Benchmarking is the practice of measuring the performance of a program on a fixed workload.

$ go test -bench=.
PASS
BenchmarkIsPalindrome-8 1000000             1035 ns/op

The “.” pattern causes it to match all benchmarks. In the result, the benchmark name’s suffix, 8 here, indicates the value of GOMAXPROCS. The report tells us that each call to IsPalindrome took about 1.035 microseconds, averaged over 1,000,000 runs.

Relative Timing

In many settings the interesting performance questions are about the relative timings of two different operations. For example:

  • If a function takes 1ms to process 1,000 elements, how long will it take to process 10,000 or a million? Such comparisons reveal the asymptotic growth of the running time of the function.
  • What is the best size for an I/O buffer? Benchmarks of application throughput over a range of sizes can help us choose the smallest buffer that delivers satisfactory performance.
  • Which algorithm performs best for a given job? Benchmarks that evaluate two different algorithms on the same input data can often show the strengths and weaknesses of each one on important or representative work loads.

Comparative benchmarks are just regular code. They typically take the form of a single parameterized function, called from several Benchmark functions with different values, like this:

func benchmark(b *testing.B, size int) { /* ... */ }
func Benchmark10(b *testing.B) { benchmark(b, 10) }
func Benchmark100(b *testing.B) { benchmark(b, 100) }
func Benchmark1000(b *testing.B) { benchmark(b, 1000) }

The parameter size, which specifies the size of the input, varies across benchmarks but is constant within each benchmark. Resist the temptation to use the parameter b.N as the input size. Unless you interpret it as an iteration count for a fixed-size input, the results of your benchmark will be meaningless.

Profiling

See:

  • https://go.dev/blog/pprof
  • https://github.com/google/pprof/blob/main/doc/README.md
  • go doc runtime/pprof
  • go doc net/http/pprof

The best technique for identifying the critical code (so we know “where to begin” our optimization) is profiling. “Profiling” is an automated approach to performance measurement based on sampling a number of profile events during execution, then extrapolating from them during a post-processing step; the resulting statistical summary is called a profile.

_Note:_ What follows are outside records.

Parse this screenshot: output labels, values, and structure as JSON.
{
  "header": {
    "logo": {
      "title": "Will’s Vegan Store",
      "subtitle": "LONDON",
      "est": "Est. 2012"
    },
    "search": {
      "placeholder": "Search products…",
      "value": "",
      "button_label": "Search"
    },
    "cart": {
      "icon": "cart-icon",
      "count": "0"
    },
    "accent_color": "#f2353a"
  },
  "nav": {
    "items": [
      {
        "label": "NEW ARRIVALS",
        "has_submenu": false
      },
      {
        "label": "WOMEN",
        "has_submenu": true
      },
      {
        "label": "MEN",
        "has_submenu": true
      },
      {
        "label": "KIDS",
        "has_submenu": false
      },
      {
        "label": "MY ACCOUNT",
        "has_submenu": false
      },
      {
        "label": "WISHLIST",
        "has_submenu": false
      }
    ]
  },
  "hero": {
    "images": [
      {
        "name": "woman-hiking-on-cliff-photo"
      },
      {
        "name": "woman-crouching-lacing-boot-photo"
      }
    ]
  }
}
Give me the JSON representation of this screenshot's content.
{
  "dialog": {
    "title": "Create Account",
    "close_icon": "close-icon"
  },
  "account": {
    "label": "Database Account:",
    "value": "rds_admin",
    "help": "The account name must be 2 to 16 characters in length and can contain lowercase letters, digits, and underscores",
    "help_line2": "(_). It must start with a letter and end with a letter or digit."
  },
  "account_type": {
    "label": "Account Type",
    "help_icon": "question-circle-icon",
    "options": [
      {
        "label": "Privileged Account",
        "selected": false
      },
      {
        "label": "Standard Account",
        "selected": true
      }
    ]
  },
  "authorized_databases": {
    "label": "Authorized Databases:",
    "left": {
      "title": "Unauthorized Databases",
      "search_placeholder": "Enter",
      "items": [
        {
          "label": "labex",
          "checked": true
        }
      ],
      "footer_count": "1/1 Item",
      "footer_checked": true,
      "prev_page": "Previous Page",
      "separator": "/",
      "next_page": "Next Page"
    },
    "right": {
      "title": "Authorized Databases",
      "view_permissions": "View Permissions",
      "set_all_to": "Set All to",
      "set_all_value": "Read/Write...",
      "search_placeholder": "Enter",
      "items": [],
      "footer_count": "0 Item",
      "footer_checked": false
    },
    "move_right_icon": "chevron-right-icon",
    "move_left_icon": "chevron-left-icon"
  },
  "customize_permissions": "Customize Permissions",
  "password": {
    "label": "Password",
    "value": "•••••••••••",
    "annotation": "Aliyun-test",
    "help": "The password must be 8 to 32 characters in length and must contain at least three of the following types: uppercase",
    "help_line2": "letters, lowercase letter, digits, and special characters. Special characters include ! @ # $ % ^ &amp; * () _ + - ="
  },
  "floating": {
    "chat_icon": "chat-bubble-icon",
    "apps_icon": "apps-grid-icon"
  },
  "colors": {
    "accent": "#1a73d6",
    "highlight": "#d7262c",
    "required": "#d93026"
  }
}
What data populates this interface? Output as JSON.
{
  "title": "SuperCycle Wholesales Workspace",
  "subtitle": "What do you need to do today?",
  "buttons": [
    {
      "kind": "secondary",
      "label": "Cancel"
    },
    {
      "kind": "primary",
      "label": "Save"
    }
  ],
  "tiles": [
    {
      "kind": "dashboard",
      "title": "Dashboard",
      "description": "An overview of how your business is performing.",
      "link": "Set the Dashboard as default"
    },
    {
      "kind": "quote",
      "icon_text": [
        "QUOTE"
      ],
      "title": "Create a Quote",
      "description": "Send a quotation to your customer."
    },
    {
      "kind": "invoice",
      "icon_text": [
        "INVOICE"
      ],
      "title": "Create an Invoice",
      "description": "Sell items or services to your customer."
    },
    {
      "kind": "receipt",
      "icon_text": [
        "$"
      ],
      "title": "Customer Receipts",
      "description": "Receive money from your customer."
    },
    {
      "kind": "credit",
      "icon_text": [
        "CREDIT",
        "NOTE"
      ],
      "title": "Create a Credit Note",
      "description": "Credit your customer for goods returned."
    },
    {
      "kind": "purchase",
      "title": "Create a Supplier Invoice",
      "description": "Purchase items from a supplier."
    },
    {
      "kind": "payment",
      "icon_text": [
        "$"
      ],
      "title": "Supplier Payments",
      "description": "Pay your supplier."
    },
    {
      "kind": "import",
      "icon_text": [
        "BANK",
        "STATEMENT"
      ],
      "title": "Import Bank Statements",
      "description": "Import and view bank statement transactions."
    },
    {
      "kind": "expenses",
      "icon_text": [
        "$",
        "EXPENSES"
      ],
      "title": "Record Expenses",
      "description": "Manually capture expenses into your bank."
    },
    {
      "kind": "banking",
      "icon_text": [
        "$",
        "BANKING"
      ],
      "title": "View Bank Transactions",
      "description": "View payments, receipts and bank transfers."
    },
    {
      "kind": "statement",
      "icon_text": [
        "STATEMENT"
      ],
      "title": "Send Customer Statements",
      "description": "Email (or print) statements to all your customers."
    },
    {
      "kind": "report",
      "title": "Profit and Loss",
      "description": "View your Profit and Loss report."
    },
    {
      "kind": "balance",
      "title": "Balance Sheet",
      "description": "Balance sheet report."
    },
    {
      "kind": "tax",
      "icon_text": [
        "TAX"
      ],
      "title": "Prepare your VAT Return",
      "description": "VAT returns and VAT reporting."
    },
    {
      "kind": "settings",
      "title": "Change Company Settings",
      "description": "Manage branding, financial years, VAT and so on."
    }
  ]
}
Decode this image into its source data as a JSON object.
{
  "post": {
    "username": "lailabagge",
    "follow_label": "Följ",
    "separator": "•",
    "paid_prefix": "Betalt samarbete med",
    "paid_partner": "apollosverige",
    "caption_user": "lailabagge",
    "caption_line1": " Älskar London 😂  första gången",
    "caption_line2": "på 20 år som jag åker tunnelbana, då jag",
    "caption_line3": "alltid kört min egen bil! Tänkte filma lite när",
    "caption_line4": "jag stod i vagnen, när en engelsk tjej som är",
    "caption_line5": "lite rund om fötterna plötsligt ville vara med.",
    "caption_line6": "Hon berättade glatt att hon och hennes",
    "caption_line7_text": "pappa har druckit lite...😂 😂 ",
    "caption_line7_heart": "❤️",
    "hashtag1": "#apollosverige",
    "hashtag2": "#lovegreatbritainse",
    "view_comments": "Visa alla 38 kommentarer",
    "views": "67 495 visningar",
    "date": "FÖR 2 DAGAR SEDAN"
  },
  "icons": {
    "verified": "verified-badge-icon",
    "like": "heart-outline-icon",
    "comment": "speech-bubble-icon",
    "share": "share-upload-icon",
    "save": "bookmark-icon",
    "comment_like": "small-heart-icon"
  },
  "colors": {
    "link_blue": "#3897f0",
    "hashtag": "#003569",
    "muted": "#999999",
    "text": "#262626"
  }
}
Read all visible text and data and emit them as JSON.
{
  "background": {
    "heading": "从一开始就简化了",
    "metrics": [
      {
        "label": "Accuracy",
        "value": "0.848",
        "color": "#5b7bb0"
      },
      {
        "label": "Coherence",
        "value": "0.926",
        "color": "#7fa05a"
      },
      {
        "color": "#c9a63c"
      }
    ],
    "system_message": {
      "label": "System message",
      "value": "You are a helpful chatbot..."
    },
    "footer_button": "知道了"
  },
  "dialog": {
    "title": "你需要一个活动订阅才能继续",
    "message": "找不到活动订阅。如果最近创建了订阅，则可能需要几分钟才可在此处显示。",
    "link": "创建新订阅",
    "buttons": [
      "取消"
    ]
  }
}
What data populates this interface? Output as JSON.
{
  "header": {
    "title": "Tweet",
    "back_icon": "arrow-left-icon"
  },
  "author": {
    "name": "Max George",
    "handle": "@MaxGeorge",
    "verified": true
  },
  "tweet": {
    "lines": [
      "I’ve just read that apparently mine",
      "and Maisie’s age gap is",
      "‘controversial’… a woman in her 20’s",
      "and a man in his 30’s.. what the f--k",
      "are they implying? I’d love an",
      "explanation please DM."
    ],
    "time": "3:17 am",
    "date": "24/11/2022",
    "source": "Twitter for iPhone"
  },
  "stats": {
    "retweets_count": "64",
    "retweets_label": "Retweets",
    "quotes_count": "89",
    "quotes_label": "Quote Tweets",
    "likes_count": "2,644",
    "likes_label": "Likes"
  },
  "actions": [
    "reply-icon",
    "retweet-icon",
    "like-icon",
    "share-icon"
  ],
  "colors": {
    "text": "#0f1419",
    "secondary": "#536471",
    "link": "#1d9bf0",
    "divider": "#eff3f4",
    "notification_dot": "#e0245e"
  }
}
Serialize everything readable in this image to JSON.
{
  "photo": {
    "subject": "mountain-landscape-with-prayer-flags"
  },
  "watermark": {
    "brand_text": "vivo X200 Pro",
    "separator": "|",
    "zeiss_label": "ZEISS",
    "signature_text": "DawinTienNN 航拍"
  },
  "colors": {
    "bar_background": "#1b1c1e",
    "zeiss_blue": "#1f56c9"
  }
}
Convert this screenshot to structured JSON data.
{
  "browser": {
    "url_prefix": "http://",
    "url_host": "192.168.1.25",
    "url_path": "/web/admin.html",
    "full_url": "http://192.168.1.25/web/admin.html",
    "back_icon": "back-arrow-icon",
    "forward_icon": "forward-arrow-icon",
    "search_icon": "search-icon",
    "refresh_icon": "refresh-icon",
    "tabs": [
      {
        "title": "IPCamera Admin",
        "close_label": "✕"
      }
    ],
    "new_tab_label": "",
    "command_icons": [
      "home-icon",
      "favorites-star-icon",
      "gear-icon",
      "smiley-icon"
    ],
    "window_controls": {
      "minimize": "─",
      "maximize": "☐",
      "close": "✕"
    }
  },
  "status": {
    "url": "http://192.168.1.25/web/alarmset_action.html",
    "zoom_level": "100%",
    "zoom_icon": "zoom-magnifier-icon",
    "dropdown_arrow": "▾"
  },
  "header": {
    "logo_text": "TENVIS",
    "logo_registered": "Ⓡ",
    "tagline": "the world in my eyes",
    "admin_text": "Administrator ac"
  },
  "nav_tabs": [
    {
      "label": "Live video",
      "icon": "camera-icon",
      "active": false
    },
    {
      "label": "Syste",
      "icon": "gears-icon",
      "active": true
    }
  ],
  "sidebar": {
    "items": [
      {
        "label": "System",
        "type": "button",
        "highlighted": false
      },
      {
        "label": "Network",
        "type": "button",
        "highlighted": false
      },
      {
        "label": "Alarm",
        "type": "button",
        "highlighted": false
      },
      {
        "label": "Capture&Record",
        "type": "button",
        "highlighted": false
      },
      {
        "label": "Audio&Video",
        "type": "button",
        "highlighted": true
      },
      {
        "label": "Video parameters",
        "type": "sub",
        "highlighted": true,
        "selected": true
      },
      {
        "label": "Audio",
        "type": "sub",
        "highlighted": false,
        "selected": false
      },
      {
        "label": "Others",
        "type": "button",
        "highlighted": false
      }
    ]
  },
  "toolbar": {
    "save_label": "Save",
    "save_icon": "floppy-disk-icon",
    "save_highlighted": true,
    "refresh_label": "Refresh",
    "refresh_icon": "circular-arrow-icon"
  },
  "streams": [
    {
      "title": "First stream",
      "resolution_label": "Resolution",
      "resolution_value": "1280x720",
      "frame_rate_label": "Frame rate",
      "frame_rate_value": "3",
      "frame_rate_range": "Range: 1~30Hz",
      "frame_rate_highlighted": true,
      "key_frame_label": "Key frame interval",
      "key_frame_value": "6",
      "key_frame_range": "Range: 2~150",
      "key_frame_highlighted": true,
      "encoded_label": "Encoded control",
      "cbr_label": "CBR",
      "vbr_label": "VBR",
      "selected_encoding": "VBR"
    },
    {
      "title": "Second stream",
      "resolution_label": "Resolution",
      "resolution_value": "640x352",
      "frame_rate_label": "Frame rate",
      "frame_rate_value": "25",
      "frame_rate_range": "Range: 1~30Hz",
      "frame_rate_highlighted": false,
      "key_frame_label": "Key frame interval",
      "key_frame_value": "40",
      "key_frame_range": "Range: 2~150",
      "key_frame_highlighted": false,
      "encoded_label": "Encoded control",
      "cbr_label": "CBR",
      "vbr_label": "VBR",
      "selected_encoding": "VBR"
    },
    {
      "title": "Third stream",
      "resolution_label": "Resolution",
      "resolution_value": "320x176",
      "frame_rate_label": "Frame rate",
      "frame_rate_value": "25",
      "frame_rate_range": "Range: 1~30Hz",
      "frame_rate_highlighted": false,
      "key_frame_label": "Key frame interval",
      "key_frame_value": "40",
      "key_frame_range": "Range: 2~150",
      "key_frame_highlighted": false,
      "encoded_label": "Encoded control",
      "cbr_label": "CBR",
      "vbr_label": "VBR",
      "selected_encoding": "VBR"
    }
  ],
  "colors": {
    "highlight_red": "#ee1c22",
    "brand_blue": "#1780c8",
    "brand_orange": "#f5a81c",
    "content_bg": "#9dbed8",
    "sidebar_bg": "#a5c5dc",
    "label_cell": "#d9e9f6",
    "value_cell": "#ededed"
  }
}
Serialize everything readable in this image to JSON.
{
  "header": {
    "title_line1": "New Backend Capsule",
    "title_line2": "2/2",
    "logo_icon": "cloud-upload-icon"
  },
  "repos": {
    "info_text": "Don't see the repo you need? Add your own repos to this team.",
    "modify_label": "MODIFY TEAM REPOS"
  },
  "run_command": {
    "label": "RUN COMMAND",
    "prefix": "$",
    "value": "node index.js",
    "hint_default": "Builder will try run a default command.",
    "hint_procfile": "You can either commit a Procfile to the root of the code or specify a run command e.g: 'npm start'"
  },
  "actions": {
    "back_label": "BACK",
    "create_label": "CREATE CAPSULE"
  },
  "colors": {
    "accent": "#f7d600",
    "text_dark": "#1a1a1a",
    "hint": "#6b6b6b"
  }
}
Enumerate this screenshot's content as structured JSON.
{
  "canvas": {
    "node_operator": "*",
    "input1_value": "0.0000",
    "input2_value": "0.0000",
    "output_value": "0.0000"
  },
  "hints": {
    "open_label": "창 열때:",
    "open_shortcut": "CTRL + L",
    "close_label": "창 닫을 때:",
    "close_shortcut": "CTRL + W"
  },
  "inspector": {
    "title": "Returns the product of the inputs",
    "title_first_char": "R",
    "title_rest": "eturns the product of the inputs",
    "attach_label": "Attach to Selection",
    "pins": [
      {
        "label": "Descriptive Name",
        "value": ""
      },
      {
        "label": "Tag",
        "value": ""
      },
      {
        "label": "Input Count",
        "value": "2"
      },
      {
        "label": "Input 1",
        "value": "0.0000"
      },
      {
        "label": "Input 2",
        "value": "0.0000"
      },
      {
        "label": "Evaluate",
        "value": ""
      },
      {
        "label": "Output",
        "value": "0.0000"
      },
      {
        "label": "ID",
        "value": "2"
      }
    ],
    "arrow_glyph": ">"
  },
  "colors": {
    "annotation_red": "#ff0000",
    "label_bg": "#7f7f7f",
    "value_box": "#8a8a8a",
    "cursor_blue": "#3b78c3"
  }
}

The go test tool has built-in support for several kinds of profiling:

  • A “CPU profile” identifeis the functions whose execution requires the most CPU time. The currently running thread on each CPU is interrupted periodically by the operating system every few milliseconds, with each interruption recording one profile event before normal execution resumes.
  • A “heap proflie” identifeis the statements responsible for allocating the most memory. The profiling library samples calls to the internal memory allocation routines so that on average, one profile event is recorded per 512KB of allocated memory.
  • A “blocking profile” identifies the operations responsible for blocking goroutines the longest, such as system calls, channel sends and receives, and acquisitions of locks. The profiling library records an event every time a goroutine is blocked by one of these operations.

Gathering For Test Code

$ go test -cpuprofile=cpu.out
$ go test -blockprofile=block.out
$ go test -memprofile=mem.out

Be careful when using more than one flag at a time: the machinery for gathering one kind of profile may skew the results of others.

Gathering For Non-Test Code

Though the details of how we do that vary between short-lived command-line tools and long-running server applications. Profiling is especially useful in long-running applications, so the Go runtime’s profiling features can be enabled under programmer control using the runtime API.

Analyse

We can use go tool pprof to analyze the profile.